Perché l’elicottero? Chiede Cristiano Gatti. E Bugno, come se l’interlocutore ancora non avesse capito ribadisce che “l’elicottero ti fa volare. Sei libero. Quando ho finito la carriera di corridore ho preso il brevetto per poter pilotare gli elicotteri. Quando correvo in bici ne avevo sempre uno sopra la testa e ho sempre desiderato di salirci e portarlo in giro. Così la mia libertà è diventata completa”.
Dopo le gare Bugno è diventato il pilota ufficiale con il suo elicottero al seguito del Giro d’Italia per le riprese aeree che servivano alle televisioni.
Libertà, dunque, la prima parola da conservare da questa lezione. La seconda è: sconfitta.

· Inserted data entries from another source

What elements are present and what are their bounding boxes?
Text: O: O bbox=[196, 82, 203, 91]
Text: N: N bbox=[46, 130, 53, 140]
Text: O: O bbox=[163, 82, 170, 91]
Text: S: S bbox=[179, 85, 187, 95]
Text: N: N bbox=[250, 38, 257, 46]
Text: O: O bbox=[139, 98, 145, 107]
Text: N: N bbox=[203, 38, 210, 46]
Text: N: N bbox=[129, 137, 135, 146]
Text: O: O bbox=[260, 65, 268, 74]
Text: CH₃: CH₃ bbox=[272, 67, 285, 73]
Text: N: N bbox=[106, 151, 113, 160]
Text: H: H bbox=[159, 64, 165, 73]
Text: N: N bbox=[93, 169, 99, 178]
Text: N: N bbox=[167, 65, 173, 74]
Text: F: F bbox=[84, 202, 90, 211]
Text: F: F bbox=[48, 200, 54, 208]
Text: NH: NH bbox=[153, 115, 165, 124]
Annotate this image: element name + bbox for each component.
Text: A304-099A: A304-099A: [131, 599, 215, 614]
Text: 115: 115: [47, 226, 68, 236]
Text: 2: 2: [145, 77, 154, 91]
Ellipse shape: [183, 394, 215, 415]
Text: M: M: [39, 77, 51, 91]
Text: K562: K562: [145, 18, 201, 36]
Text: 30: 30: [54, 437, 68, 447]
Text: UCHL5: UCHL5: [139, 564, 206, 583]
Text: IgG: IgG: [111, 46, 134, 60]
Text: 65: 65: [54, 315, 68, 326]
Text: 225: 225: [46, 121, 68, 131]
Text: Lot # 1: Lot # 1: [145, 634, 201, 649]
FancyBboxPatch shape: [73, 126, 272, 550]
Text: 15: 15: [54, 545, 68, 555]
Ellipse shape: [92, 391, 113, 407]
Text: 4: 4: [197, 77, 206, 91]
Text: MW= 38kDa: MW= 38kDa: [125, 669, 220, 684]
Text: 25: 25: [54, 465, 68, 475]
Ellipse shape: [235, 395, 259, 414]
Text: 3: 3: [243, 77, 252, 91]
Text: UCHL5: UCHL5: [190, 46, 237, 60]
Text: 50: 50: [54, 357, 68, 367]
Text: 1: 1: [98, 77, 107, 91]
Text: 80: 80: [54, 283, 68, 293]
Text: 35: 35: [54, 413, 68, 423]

“Dalle vittorie non si impara nulla”, ha detto Bugno, sorprendendo la folta platea in ascolto in biblioteca. “Quando vinci non impari nulla. È quando la maglia rosa (riferendosi al Giro d’Italia) non ce l’hai più che capisci il valore che ha. E riconquistarla ti fa comprendere qual è la via per tornare alla vittoria. È dalle sconfitte che si impara”. E qui scatta un applauso sincero da parte di tutti.
Terza e ultima parola che vogliamo prendere in eredità da Gianni Bugno è: divertimento. Il tema della conversazione è calato sulle nuove leve. Qual è l’approccio giusto per far sì che i ragazzi non abbandonino il ciclismo già da giovanissimi? E anche qui Bugno cancella un sentire comune che vuole che il ciclismo sia soprattutto uno sport di sacrificio. “Ma quale sacrificio”, risponde. “Se fai una cosa con passione la devi fare perché ti piace, ti diverti. E allora il sacrificio non esiste. Arriverai alla fine della tua giornata di allenamento o alla fine di una corsa stanco, ma felice di aver compiuto quella cosa per cui per te vale la pena vivere. E allora non c’è sacrificio. C’è solo il divertimento. Fate in modo che i vostri ragazzi si divertano e tornino a casa felici. Non c’è altro segreto”.
La serata è terminata. Il campione, riservato fin che volete, sintetico nelle risposte e un po’ troppo serioso (non concede sorrisi facilmente e non ama rivedersi nei filmati) porta dentro di sé un enorme bagaglio di valori, alcuni dei quali semina nelle serate cui viene invitato, proprio come è successo a Gandino. Grazie Bugno.